A 75 year-old white Caucasian was seen urgently as her vision had suddenly deteriorated from 6/9 right to counting fingers in her right eye. A diagnosis of AION was made. Four months later, she re-presented with sudden loss of vision in her second (left) eye, which had deteriorated from 6/12 to counting fingers only. Her past ocular history was notable for referral by her Optometrist 15 years previously at the age of 60 for management of diabetic macular oedema. At that time and over the following 4 years she underwent 6 focal laser treatments to her left eye, and 3 to the right eye. She then developed proliferative diabetic retinopathy (PDR) aged 64 requiring multiple applications of pan retinal photocoagulation (PRP). Despite this, she developed bilateral rubeosis iridis. At 65 years old she underwent bilateral vitrectomies and endolaser. She developed bilateral cataracts over the next 18 months and underwent successful bilateral phacoemulsification with posterior chamber intraocular lens implant surgery aged 66, followed by YAG capsulotomies. Visual acuities post operatively were 6/9 bilaterally and remained so for the ensuing years. Her past medical history included poorly controlled type I diabetes and hypertension as well as hypothyroidism and peripheral neuropathy with a right Charcot’s foot. At age 75 she presented with sudden right visual loss. The features were consistent with non arteritic AION. No symptoms of giant cell arteritis were present and her erythrocyte sedimentation rate was 12mm/hr. Pupil responses were difficult to check due to autonomic pupil dysfunction, and both discs were pale. She then re-presented 4 months later with the same sudden history of visual loss in her other eye. It was presumed from the history that she had developed AION in her second eye. Visual acuities were counting fingers bilaterally. However, a review of the peripheral retinas revealed bilateral dislocated intraocular lenses draped in their capsular bags located in the inferior retina. (Fig 1a and b). Refraction resulted in visual acuities of 6/9 right and left with +11.50/-1.00 x 75 right and +11.50/-1.00 x 65 aphakic correction and CF acuity without. The patient later underwent secondary IOL implantation.

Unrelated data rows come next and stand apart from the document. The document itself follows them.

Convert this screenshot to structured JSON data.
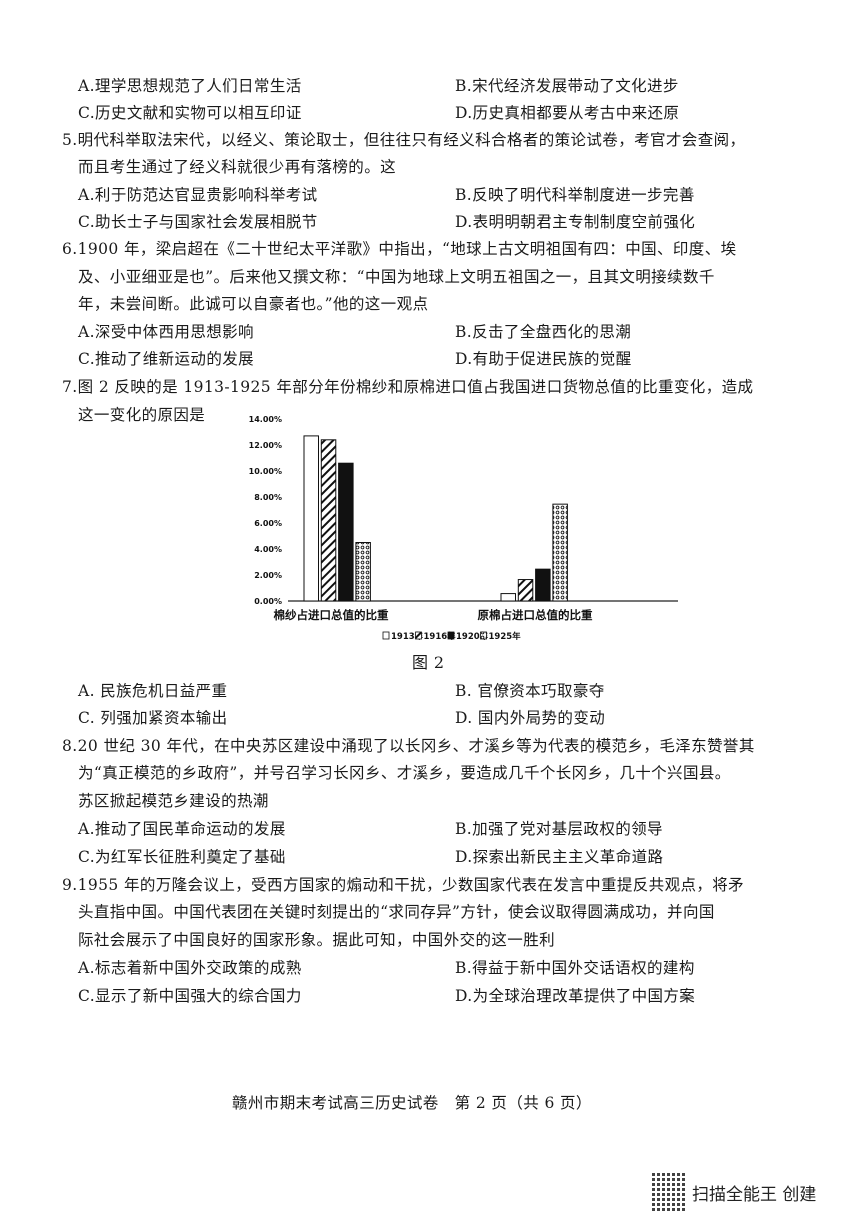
{
  "q4_options": {
    "A": "A.理学思想规范了人们日常生活",
    "B": "B.宋代经济发展带动了文化进步",
    "C": "C.历史文献和实物可以相互印证",
    "D": "D.历史真相都要从考古中来还原"
  },
  "q5": {
    "lines": [
      "5.明代科举取法宋代，以经义、策论取士，但往往只有经义科合格者的策论试卷，考官才会查阅，",
      "而且考生通过了经义科就很少再有落榜的。这"
    ],
    "A": "A.利于防范达官显贵影响科举考试",
    "B": "B.反映了明代科举制度进一步完善",
    "C": "C.助长士子与国家社会发展相脱节",
    "D": "D.表明明朝君主专制制度空前强化"
  },
  "q6": {
    "lines": [
      "6.1900 年，梁启超在《二十世纪太平洋歌》中指出，“地球上古文明祖国有四：中国、印度、埃",
      "及、小亚细亚是也”。后来他又撰文称：“中国为地球上文明五祖国之一，且其文明接续数千",
      "年，未尝间断。此诚可以自豪者也。”他的这一观点"
    ],
    "A": "A.深受中体西用思想影响",
    "B": "B.反击了全盘西化的思潮",
    "C": "C.推动了维新运动的发展",
    "D": "D.有助于促进民族的觉醒"
  },
  "q7": {
    "lines": [
      "7.图 2 反映的是 1913-1925 年部分年份棉纱和原棉进口值占我国进口货物总值的比重变化，造成",
      "这一变化的原因是"
    ],
    "figure_caption": "图 2",
    "A": "A. 民族危机日益严重",
    "B": "B. 官僚资本巧取豪夺",
    "C": "C. 列强加紧资本输出",
    "D": "D. 国内外局势的变动"
  },
  "chart_data": {
    "type": "bar",
    "categories": [
      "棉纱占进口总值的比重",
      "原棉占进口总值的比重"
    ],
    "series": [
      {
        "name": "1913年",
        "values": [
          12.7,
          0.57
        ],
        "pattern": "empty"
      },
      {
        "name": "1916年",
        "values": [
          12.4,
          1.65
        ],
        "pattern": "hatch"
      },
      {
        "name": "1920年",
        "values": [
          10.6,
          2.45
        ],
        "pattern": "solid"
      },
      {
        "name": "1925年",
        "values": [
          4.5,
          7.45
        ],
        "pattern": "dots"
      }
    ],
    "ylim": [
      0,
      14
    ],
    "yticks": [
      "0.00%",
      "2.00%",
      "4.00%",
      "6.00%",
      "8.00%",
      "10.00%",
      "12.00%",
      "14.00%"
    ],
    "grid": false,
    "legend_position": "bottom"
  },
  "q8": {
    "lines": [
      "8.20 世纪 30 年代，在中央苏区建设中涌现了以长冈乡、才溪乡等为代表的模范乡，毛泽东赞誉其",
      "为“真正模范的乡政府”，并号召学习长冈乡、才溪乡，要造成几千个长冈乡，几十个兴国县。",
      "苏区掀起模范乡建设的热潮"
    ],
    "A": "A.推动了国民革命运动的发展",
    "B": "B.加强了党对基层政权的领导",
    "C": "C.为红军长征胜利奠定了基础",
    "D": "D.探索出新民主主义革命道路"
  },
  "q9": {
    "lines": [
      "9.1955 年的万隆会议上，受西方国家的煽动和干扰，少数国家代表在发言中重提反共观点，将矛",
      "头直指中国。中国代表团在关键时刻提出的“求同存异”方针，使会议取得圆满成功，并向国",
      "际社会展示了中国良好的国家形象。据此可知，中国外交的这一胜利"
    ],
    "A": "A.标志着新中国外交政策的成熟",
    "B": "B.得益于新中国外交话语权的建构",
    "C": "C.显示了新中国强大的综合国力",
    "D": "D.为全球治理改革提供了中国方案"
  },
  "footer": "赣州市期末考试高三历史试卷　第 2 页（共 6 页）",
  "watermark": {
    "text": "扫描全能王 创建",
    "icon": "qr-code-icon"
  }
}
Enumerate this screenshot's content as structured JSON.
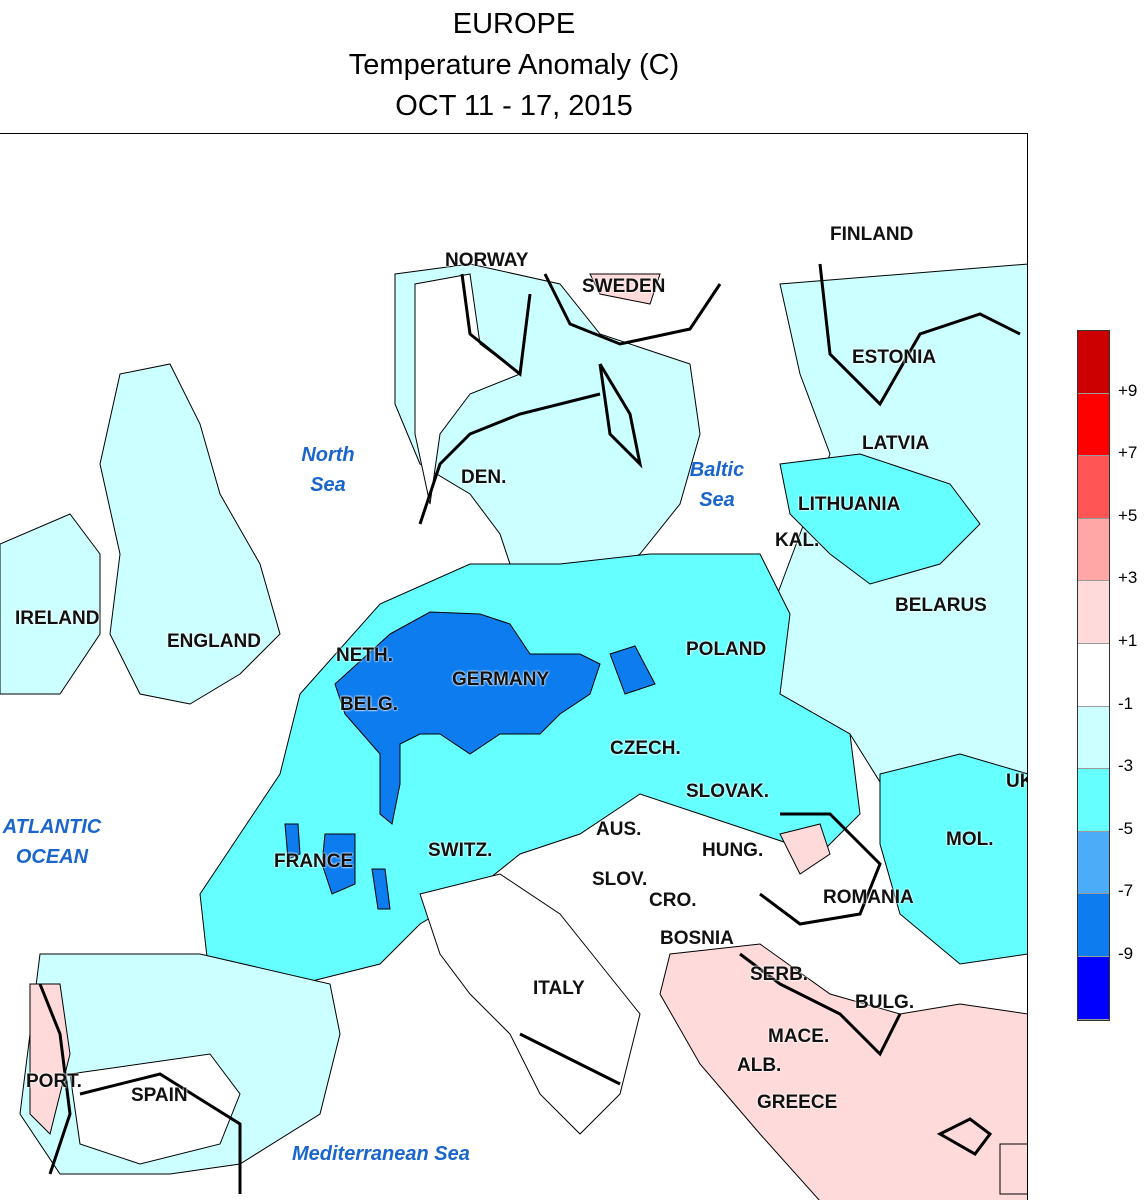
{
  "title": {
    "line1": "EUROPE",
    "line2": "Temperature Anomaly (C)",
    "line3": "OCT 11 - 17, 2015"
  },
  "countries": {
    "norway": "NORWAY",
    "sweden": "SWEDEN",
    "finland": "FINLAND",
    "estonia": "ESTONIA",
    "latvia": "LATVIA",
    "lithuania": "LITHUANIA",
    "kal": "KAL.",
    "belarus": "BELARUS",
    "ukraine": "UK",
    "den": "DEN.",
    "ireland": "IRELAND",
    "england": "ENGLAND",
    "neth": "NETH.",
    "belg": "BELG.",
    "germany": "GERMANY",
    "poland": "POLAND",
    "czech": "CZECH.",
    "slovak": "SLOVAK.",
    "aus": "AUS.",
    "hung": "HUNG.",
    "mol": "MOL.",
    "france": "FRANCE",
    "switz": "SWITZ.",
    "slov": "SLOV.",
    "cro": "CRO.",
    "romania": "ROMANIA",
    "bosnia": "BOSNIA",
    "serb": "SERB.",
    "italy": "ITALY",
    "bulg": "BULG.",
    "mace": "MACE.",
    "alb": "ALB.",
    "greece": "GREECE",
    "port": "PORT.",
    "spain": "SPAIN"
  },
  "seas": {
    "north_sea": "North Sea",
    "baltic_sea": "Baltic Sea",
    "atlantic_ocean": "ATLANTIC OCEAN",
    "mediterranean": "Mediterranean Sea"
  },
  "legend": {
    "colors": [
      "#cc0000",
      "#ff0000",
      "#ff5555",
      "#ffa6a6",
      "#ffdada",
      "#ffffff",
      "#ccffff",
      "#66ffff",
      "#4dacf8",
      "#0d7cef",
      "#0000ff"
    ],
    "labels": [
      "+9",
      "+7",
      "+5",
      "+3",
      "+1",
      "-1",
      "-3",
      "-5",
      "-7",
      "-9"
    ]
  },
  "shading": {
    "light_cyan": "#ccffff",
    "cyan": "#66ffff",
    "dark_blue": "#0d7cef",
    "pink": "#ffdada",
    "ocean": "#ffffff"
  }
}
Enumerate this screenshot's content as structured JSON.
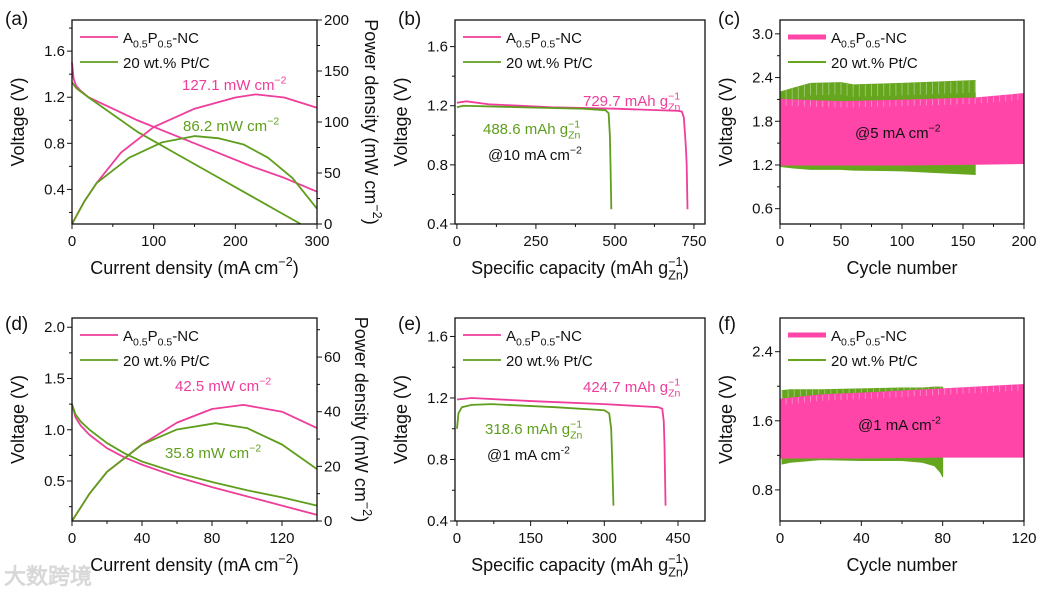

Conclusion/Take Home Message:

In this patient with a history of visual obscurations, pale discs, significant vascular risk factors, and uncontrolled blood pressure and poorly controlled diabetes, the diagnosis of AION seemed clear-cut. However, a full peripheral retinal examination revealed the real cause of the visual loss. Without this the patient would have been left with severely compromised vision with a really significant impact on her quality of life. We would like to reiterate the importance of careful examination and keeping all potential diagnoses in mind, when examining patients with unexplained visual loss.